(Lima)
El gol de Joel Herrera tenía que llegar, y definitivamente por la única vía posible en esa primera parte en donde Universitario salió como un huracán a avasallar a José Gálvez, pero falló mucho en los metros finales. Una vez más, por la ineficacia de sus delanteros. Ausentes la mayor parte del partido.
Pitazo inicial. Por la entrega de ambos rivales desde que rodó el balón, el encuentro emocionó a más de un sufrido hincha merengue. Y es que la ‘U’ asumió su rol: luchaba cada balón, le ponía muchas ganas y explotaba muy bien su sector derecho, donde Armando Gonzáles era una puerta abierta para todo aquel que se recostara por ese lado.
Sí, Universitario era protagonista, insinuaba; pero recién a los 16’ llegó con real peligro sobre el arco rival. Y si no hubiera sido por el egoismo de Alva, que prefirió hacer el tanto y remató
a las manos de Roverano, Candelo hubiese anotado el primero porque venía sólo por el centro. El ‘Zorro’ enterró la cabeza e hizo la de siempre.
Con Barreto totalmente ausente, Candelo entendió que la fórmula era otra. Por ello, un minuto despúes, probó con tremendo zapatazo a Roverano, quien se lució para la foto. En ese momento los cremas eran más, pero no había cómo hacer daño. Hasta que apareció Joel Herrera por izquierda: el lateral apiló rivales y se mandó un golazo a los 30’. Y es que realmente no había otra forma. Alguien debía poner la cara y sacudir a un equipo que se apagaba con puros intentos. Pero el equipo de Nunes, por el contrario, nunca se encendió. Se conformó.
Dominio chimbotano
Si después del tanto crema Gálvez se fue al descanso con la idea de que sí era posible el empate, en el segundo tiempo,
si no lo consiguió, fue por culpa de Flores.
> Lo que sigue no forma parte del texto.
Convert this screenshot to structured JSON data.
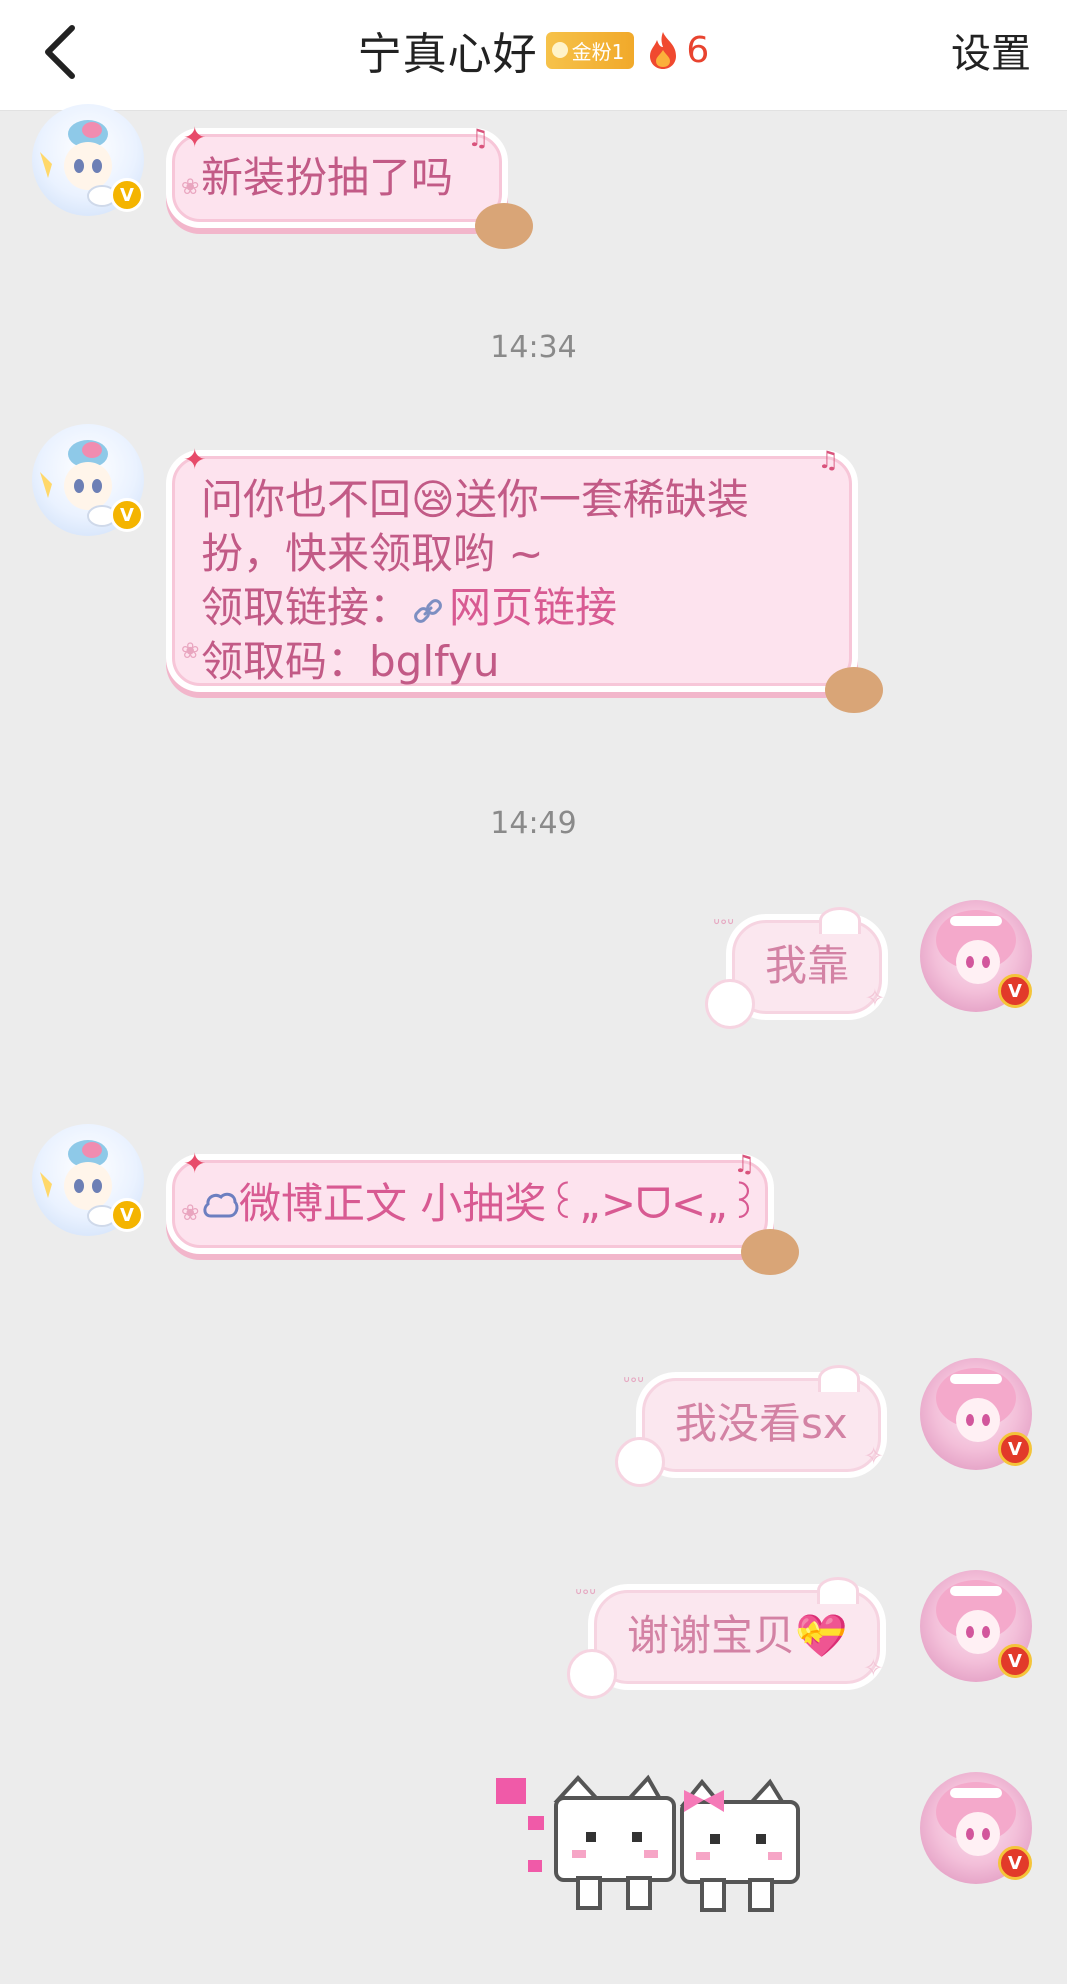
{
  "header": {
    "title": "宁真心好",
    "fan_badge": "金粉1",
    "fire_count": "6",
    "settings_label": "设置"
  },
  "colors": {
    "background": "#ececec",
    "bubble_pink": "#fde3ee",
    "link_pink": "#d85a92",
    "fire_red": "#e8432f",
    "badge_gold": "#f4b400"
  },
  "timestamps": [
    "14:34",
    "14:49"
  ],
  "messages": [
    {
      "side": "left",
      "text": "新装扮抽了吗"
    },
    {
      "side": "left",
      "lines": [
        "问你也不回",
        "送你一套稀缺装",
        "扮，快来领取哟 ~",
        "领取链接：",
        "领取码：bglfyu"
      ],
      "emoji": "😪",
      "link_text": "网页链接"
    },
    {
      "side": "right",
      "text": "我靠"
    },
    {
      "side": "left",
      "icon": "weibo-post-icon",
      "text": "微博正文 小抽奖꒰„>ᗜ<„꒱"
    },
    {
      "side": "right",
      "text": "我没看sx"
    },
    {
      "side": "right",
      "text": "谢谢宝贝",
      "emoji": "💝"
    },
    {
      "side": "right",
      "sticker": "pixel-cats-sticker"
    }
  ]
}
Sin exagerar, los chimbotanos fueron dueños absolutos de las acciones y todo gracias al mejor juego de Sánchez y el aporte del recién ingresado Ortiz.
El equipo de Cardama llegó por todos los frentes. Generó varias ocasiones, unas más claras que otras. Por ejemplo, a los 16’ Ibarra avisó a ‘Chiquito’ con disparo mordido. Ahí nomás Domínguez hizo lo propio, pero el meta crema respondió para suerte local. La ‘U’, bien gracias. Pero faltaba más, Sánchez se escapó por el sector de J. Mendoza y exigió con disparo cruzado otra vez a Flores. Iba a ser un golazo también.
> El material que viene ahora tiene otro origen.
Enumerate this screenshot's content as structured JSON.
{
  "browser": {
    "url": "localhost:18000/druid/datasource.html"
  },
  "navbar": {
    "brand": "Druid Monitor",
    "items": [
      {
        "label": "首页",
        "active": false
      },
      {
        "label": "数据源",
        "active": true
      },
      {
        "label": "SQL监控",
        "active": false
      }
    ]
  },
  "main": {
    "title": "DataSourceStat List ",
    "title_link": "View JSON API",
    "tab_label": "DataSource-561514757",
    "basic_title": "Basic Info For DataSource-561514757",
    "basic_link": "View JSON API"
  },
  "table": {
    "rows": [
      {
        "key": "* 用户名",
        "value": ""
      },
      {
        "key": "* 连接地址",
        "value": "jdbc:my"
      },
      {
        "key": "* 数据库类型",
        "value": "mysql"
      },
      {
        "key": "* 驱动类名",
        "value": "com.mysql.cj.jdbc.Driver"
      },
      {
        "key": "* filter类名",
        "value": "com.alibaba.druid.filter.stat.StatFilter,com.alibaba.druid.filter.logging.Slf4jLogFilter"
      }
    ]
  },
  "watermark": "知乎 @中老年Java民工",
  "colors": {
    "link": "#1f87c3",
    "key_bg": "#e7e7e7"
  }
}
A los 27’, ya cuando Domínguez falló la igualdad de manera increíble (estando sólo frente a Flores la mandó a Norte), estaba claro que el marcador no se iba a mover. El hincha en Ate estaba seguro que iba a ser un triunfo
con susto, pero tres puntos al fin y al cabo. Y así fue. Al menos, para seguir respirando.
Camino a vestuarios, si bien Nunes lucía tranquilo, la ansiedad vivida en los segundos 45’ no se lo quitaba nadie. Su equipo sigue en deuda, y lo que es peor, el Monumental ya no asusta a nadie.